ウィリディス王国内にあればまだ良い方で、

他国へ飛ばされていてもおかしくない。


そして、

そうなればウィリディスは終わりだ。


その指輪を見つけた者が

それを元にこちらを脅すことも容易に考えられる。


それこそ、

王国が亡ぶかもしれない緊急事態だった。


「まぁ、いいじゃない。
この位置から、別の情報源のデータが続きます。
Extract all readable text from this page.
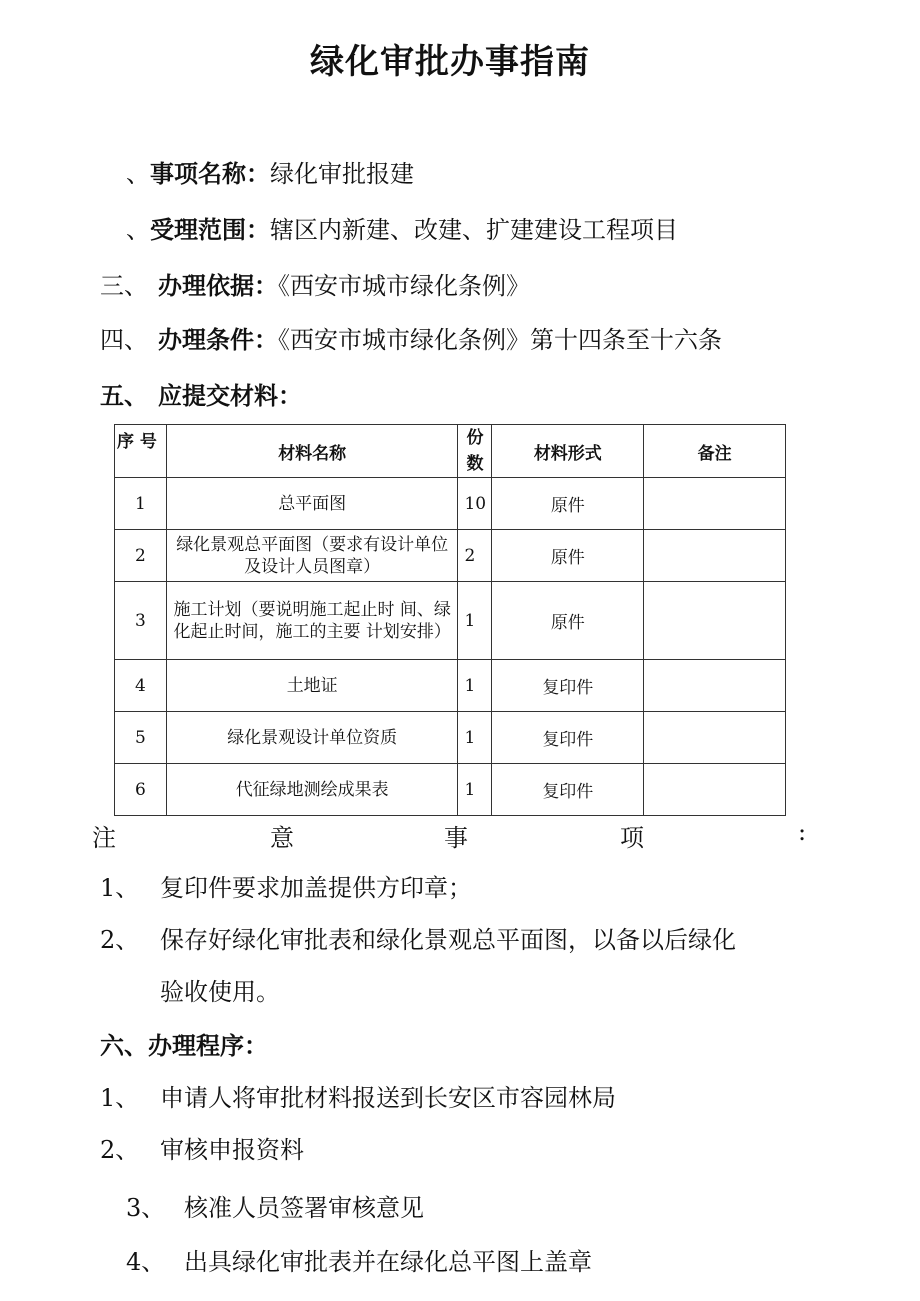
绿化审批办事指南
、事项名称：绿化审批报建
、受理范围：辖区内新建、改建、扩建建设工程项目
三、 办理依据：《西安市城市绿化条例》
四、 办理条件：《西安市城市绿化条例》第十四条至十六条
五、 应提交材料：
序 号	材料名称	份数	材料形式	备注
1	总平面图	10	原件	
2	绿化景观总平面图（要求有设计单位及设计人员图章）	2	原件	
3	施工计划（要说明施工起止时 间、绿化起止时间，施工的主要 计划安排）	1	原件	
4	土地证	1	复印件	
5	绿化景观设计单位资质	1	复印件	
6	代征绿地测绘成果表	1	复印件	
注	意	事	项	:
1、 复印件要求加盖提供方印章；
2、 保存好绿化审批表和绿化景观总平面图，以备以后绿化
验收使用。
六、办理程序：
1、 申请人将审批材料报送到长安区市容园林局
2、 审核申报资料
3、 核准人员签署审核意见
4、 出具绿化审批表并在绿化总平图上盖章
どうせ、婚約や結婚をしようがしなかろうが、あたしに自由なんてないんだから」


「モアナ様……」


そうだ。


婚約や結婚をしようがしまいが、

王族という枠に縛り付けられ、モアナの自由は制限される。



それなら、

自分のままで生きていけばいい。



どの道、

自由が制限されるなら、自分を偽ったって同じ事だ。



姉がいてくれた時は、

モアナの突飛な言動をかばってくれたが、

今はそうもいかない。



(まぁ、ジャンヌの言う通りさっさとこの国捨てればいいって話だけど)


それができない理由がモアナにはあった。


(せめて、の手がかりさえあればいいのに)


王族でなければ会えない存在がいる。

それを今は失うわけにはいかない。


いや、いかなかった・・・・・・のだが。


(アルブス、カエルレイム、ルーフスも空振りだったし、あとは最近滅んだウィオラーケウスしかないんだけど)


「モアナ様? 聞いていらっしゃいますか?」


「はぁ、もう万策尽きた〜」


モアナが寝台に突っ伏したのを見て、

ジャンヌとアンヌは顔を見合わせた。


「起こしてしまったことは仕方がありません。何とか方法がないか。私たちも考えます」


「そうですよ。ドゥーナ様にもお知恵を拝借いたしましょう。きっと力になってくださいます」


「……お姉様」


カエルレイムへ嫁いでしまった姉を思い出し、

モアナは再度寝台に突っ伏した。


(うち・・のはまったく協力的じゃないから、望みはカエルレイムのあいつ・・・しか……)


あの見た目が麗しいだけ・・の、

毒舌な少年の顔がチラつきだしてモアナは自然と気分が落ち込む。


「はぁ」


「元気をお出しくださいませ、姫様」


「大丈夫です。きっと見つかりますよ、指輪」


実は

彼女たちの認識は若干ズレているのだが、


そのことに

誰一人として気づく者はいなかった。